Future analog-to-digital converters (ADCs) that implement Samplify Systems' latest algorithm could compress digitized, band-limited signals by adapting to the signals' bandwidth and dynamic range.

With it, designers would be able to stream compressed data at rates significantly below the converter's sampling rate, as well as store more compressed data in the same memory. Storage-scope users could manually trade off between capture duration and signal quality. Implementing the new compression algorithm in silicon adds only a few cents to the manufacturing cost of ADCs and digital-to-analog converters.

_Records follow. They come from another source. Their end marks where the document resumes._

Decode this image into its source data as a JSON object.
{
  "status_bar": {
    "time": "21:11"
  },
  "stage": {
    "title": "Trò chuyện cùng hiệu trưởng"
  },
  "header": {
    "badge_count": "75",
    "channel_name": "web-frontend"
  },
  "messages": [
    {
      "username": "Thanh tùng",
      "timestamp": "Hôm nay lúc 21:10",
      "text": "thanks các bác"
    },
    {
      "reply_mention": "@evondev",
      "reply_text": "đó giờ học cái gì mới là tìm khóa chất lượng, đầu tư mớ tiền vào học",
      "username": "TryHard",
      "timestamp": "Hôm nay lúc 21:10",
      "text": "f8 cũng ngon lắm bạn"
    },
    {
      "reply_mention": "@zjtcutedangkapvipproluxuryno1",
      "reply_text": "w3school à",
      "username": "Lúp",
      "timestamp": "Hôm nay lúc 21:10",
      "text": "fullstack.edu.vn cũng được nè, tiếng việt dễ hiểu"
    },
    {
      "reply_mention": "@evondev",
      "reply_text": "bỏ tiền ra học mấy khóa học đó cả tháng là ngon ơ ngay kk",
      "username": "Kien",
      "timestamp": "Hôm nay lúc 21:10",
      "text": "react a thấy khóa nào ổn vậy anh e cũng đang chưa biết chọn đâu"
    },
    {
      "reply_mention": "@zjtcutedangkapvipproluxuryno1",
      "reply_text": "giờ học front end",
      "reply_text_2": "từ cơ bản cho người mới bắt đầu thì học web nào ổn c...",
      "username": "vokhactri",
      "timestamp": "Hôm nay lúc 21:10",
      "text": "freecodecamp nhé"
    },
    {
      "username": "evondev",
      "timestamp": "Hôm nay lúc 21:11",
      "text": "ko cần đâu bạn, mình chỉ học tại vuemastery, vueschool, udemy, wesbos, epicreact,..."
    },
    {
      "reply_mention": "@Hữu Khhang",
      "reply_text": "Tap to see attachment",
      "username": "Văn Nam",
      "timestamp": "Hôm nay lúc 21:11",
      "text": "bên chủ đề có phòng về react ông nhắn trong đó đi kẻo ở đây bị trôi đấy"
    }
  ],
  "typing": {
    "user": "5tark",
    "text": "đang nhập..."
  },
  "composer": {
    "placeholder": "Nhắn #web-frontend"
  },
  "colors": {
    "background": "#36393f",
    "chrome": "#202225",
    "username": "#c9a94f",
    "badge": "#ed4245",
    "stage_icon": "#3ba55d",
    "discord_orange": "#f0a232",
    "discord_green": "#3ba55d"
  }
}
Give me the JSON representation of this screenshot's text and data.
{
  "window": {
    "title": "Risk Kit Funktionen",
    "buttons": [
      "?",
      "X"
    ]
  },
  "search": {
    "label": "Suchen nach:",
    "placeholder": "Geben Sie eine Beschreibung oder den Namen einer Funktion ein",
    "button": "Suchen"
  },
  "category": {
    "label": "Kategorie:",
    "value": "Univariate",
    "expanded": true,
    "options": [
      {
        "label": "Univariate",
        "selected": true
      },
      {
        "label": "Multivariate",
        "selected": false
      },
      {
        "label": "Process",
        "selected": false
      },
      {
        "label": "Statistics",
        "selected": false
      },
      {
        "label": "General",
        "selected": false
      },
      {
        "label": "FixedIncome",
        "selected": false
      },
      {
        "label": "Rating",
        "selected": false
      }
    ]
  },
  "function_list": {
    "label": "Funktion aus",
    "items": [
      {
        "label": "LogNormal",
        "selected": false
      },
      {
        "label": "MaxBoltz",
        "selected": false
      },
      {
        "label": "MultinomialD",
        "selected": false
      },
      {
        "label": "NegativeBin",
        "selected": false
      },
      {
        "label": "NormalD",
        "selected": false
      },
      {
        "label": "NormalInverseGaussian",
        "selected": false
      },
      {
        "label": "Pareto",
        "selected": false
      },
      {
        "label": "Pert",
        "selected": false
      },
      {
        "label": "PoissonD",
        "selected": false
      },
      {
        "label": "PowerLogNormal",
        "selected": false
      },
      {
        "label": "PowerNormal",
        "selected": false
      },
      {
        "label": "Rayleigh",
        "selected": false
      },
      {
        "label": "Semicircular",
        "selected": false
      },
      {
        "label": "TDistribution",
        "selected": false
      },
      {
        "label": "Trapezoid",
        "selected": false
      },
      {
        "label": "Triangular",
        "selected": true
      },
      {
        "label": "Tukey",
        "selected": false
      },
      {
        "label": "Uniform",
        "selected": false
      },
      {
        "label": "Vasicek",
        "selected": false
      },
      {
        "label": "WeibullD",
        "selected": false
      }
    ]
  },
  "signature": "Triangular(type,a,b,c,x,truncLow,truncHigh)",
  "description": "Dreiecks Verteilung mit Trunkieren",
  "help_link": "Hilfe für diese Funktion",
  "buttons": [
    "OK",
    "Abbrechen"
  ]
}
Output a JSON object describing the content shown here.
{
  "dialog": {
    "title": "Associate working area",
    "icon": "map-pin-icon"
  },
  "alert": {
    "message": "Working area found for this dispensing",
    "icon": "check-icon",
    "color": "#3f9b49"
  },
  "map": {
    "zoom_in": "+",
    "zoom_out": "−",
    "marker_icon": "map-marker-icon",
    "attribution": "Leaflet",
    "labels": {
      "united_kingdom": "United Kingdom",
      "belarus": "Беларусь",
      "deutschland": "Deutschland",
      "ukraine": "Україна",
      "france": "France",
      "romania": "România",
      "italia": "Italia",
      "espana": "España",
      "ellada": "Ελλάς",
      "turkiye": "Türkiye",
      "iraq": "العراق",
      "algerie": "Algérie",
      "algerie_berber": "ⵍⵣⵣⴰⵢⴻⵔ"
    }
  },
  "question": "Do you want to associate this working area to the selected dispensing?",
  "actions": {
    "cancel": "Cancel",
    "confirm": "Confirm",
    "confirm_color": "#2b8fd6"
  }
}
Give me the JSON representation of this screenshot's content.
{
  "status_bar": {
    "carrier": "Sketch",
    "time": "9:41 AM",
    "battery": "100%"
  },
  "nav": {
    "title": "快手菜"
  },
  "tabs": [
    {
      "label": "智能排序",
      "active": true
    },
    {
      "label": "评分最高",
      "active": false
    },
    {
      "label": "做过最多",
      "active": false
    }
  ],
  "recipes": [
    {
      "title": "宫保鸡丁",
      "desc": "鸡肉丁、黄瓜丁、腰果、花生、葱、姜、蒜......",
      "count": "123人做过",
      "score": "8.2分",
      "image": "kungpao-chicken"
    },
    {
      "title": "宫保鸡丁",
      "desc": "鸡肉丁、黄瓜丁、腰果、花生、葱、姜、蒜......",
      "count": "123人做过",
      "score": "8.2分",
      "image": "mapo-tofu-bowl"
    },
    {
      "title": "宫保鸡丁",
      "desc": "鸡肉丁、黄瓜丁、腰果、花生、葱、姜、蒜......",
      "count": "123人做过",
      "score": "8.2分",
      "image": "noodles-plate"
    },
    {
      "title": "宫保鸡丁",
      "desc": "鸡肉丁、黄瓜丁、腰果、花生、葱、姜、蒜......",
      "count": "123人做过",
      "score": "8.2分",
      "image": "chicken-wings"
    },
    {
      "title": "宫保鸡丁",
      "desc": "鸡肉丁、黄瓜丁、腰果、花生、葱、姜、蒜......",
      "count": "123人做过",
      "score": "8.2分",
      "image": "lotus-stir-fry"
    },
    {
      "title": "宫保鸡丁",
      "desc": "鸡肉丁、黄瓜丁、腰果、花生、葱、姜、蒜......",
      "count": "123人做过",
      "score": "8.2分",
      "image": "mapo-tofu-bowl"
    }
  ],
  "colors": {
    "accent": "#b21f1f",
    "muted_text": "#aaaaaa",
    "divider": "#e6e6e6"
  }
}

Next week, readers on the West Coast will be able to see Samplify Systems' technology for themselves in a hardware demonstration showing the algorithm implemented in an FPGA board. The demo will be accompanied by a paper delivered at the GSPx International Embedded Solutions Event in Santa Clara, Calif. Also, downloadable software will use real-life sampled data files to demonstrate how data rate can be traded off for distortion.

Samplify starts with a patented lossless compression engine for bandlimited signals. Lossless compression ratio is reduced as the occupied signal bandwidth increases, but 2:1 lossless compression is often possible. The center frequency of the signal of interest can be anywhere from dc to Nyquist. Examples of bandlimited signals include individual channels in a wireless system, signals from ultrasound, mechanical vibration, and radar sources.

For a 20% bandwidth-limited signal with a 75-dB signal-to-noise ratio (SNR), Samplify's algorithm yields roughly 2:1 lossless compression. The amount of compression can be further increased by analyzing the noise floor and headroom requirements of the signal and then applying noise reduction prior to compression.

For instance, if channel impairments reduce the original signal's 75-dB dynamic range to 50 dB, 2.88:1 lossy compression is possible. Using this example, a 100-Msample/s uncompressed sample stream is reduced to a 36-Msample/s compressed sample stream. When only simple signal characteristics such as dc level or jitter are of interest, capture duration could be increased still further, because very little dynamic range would be required.

Demos will take place at GSPx booth 424 (Nallatech) on Sept. 29. The Samplify paper will be presented the same day.